Barry Chasnoff has received lots of calls since four plaintiffs he represents filed a federal complaint on Oct. 28, seeking a declaratory judgment that the article in the Texas Constitution and related statutes barring same-sex marriage violate the plaintiffs’ constitutional due process and equal protection rights.
Chasnoff’s clients, two same-sex couples, seek a permanent injunction barring enforcement of those state laws, plus attorney fees.
“There are a lot of couples out there committed to each other,” says Chasnoff, a partner in Akin Gump Strauss Hauer & Feld in San Antonio and the firm’s general counsel.
Chasnoff, who is handling the representation pro bono, says all couples seeking marriage in Texas will benefit if the complaint is successful.
“We’re hoping it will move quickly,” he says.
Two of the plaintiffs—Nicole Dimetman and Mark Phariss—are lawyers who practice in Texas. Dimetman used to work for Akin Gump and now is an Austin solo, while Phariss is in-house counsel at Export Global Solutions Inc. in Plano. Neither returned a call seeking comment.
The Texas Office of Attorney General is named as a defendant, as are Texas Attorney General Greg Abbott, Gov. Rick Perry and the commissioner of Texas Department of State Health Services, all in their official capacities. The OAG represents Abbott, Perry and the commissioner.
OAG spokeswoman Lauren Bean sent an email message with this statement: “The Attorney General’s Office will defend the Texas Constitution in this case just like we do in all cases where state laws are challenged in court. The U.S. Supreme Court was clear that states have independent authority to establish their marriage laws. Texans adopted a constitutional amendment defining marriage. We will defend that amendment.”

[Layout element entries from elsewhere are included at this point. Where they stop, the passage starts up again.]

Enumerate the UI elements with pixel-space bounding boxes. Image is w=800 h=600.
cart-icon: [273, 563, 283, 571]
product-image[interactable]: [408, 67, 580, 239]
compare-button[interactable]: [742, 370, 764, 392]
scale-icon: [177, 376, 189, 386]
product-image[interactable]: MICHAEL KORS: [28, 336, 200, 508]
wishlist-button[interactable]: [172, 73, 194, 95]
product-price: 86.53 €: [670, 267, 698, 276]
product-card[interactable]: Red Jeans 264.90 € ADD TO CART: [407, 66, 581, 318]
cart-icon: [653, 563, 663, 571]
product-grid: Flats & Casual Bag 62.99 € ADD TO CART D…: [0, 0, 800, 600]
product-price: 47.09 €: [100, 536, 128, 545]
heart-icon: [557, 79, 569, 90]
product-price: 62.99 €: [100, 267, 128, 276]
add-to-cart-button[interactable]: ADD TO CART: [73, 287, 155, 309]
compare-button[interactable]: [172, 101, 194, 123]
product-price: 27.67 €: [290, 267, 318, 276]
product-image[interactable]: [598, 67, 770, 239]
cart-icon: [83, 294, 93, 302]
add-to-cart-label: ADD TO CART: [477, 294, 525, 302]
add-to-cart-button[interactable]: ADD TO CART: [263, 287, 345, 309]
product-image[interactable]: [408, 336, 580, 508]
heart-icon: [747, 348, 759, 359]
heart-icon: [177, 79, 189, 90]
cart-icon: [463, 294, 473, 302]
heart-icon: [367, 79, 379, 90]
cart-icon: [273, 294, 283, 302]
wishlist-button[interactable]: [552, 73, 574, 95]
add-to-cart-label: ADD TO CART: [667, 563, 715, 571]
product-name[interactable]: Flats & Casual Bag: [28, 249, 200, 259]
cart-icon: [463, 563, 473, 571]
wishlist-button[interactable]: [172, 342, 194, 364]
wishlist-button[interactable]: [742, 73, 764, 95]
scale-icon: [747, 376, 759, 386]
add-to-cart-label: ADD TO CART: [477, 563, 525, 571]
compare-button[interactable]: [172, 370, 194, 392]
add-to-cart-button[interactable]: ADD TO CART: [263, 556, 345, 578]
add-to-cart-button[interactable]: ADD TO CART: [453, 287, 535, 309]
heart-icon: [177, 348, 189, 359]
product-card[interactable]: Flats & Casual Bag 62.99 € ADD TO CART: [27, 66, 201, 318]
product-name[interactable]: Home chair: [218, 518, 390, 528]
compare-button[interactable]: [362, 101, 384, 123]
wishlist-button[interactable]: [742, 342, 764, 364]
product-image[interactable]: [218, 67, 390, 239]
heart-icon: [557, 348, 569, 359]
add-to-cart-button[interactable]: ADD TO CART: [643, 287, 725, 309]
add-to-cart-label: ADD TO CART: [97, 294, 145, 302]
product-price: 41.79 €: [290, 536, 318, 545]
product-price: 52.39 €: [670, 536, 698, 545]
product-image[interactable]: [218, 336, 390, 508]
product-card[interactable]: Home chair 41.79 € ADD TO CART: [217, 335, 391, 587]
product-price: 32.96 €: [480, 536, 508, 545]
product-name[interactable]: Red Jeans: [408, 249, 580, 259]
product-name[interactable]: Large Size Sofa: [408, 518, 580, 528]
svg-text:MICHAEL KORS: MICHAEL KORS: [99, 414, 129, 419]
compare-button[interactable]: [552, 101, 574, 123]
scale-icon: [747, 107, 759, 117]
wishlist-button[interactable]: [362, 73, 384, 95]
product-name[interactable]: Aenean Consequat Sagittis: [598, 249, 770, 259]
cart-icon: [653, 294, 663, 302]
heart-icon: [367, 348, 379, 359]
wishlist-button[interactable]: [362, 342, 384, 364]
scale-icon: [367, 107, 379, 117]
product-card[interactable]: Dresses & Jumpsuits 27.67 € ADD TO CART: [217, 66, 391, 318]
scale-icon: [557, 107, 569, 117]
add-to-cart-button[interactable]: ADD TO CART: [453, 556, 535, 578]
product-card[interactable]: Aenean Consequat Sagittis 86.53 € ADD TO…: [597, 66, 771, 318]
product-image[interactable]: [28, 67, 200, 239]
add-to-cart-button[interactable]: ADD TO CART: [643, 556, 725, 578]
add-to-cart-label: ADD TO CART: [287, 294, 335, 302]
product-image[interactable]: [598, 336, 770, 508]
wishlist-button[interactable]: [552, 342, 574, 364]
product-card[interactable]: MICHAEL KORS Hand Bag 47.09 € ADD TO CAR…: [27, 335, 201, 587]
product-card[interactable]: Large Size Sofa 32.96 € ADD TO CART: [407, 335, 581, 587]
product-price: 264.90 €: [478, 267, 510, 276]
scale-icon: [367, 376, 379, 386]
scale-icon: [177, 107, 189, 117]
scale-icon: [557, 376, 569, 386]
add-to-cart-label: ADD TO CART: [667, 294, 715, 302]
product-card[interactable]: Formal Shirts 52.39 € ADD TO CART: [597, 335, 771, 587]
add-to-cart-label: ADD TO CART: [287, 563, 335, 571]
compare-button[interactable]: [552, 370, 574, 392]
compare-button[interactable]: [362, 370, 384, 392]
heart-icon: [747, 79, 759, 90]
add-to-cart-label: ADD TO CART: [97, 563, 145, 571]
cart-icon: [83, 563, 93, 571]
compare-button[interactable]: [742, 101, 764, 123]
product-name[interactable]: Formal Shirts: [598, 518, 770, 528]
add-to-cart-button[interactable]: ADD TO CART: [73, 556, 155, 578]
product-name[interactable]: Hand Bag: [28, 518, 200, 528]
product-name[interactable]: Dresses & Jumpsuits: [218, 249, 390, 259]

Gerard C. “Gerry” Rickhoff, Bexar County clerk, was also named as a defendant in his official capacity. The plaintiffs sought marriage licenses in Bexar County and were refused.
“I just finished reading it,” Rickhoff says about the complaint.
“I have strong feelings about these issues. I have my own personal feelings about what is right and fair. As I read through the lawsuit, it brings up an uncomfortable truth of what a reasonable person would expect as equal rights under the law.”
He continues, “One of the inconsistencies we have is: Now, someone gets on an airplane to come from the East Coast to Texas, and what happens is they lose recognition of their marriage and their rights related to insurance, employee benefits and taxes. There are prejudicial behaviors that separate Texas from the other 14 states,” he says, referring to states where same-sex marriage is recognized.
But Rickhoff stresses, “As clerk of Bexar County, I’m restricted to do what the Legislature wants me to do.”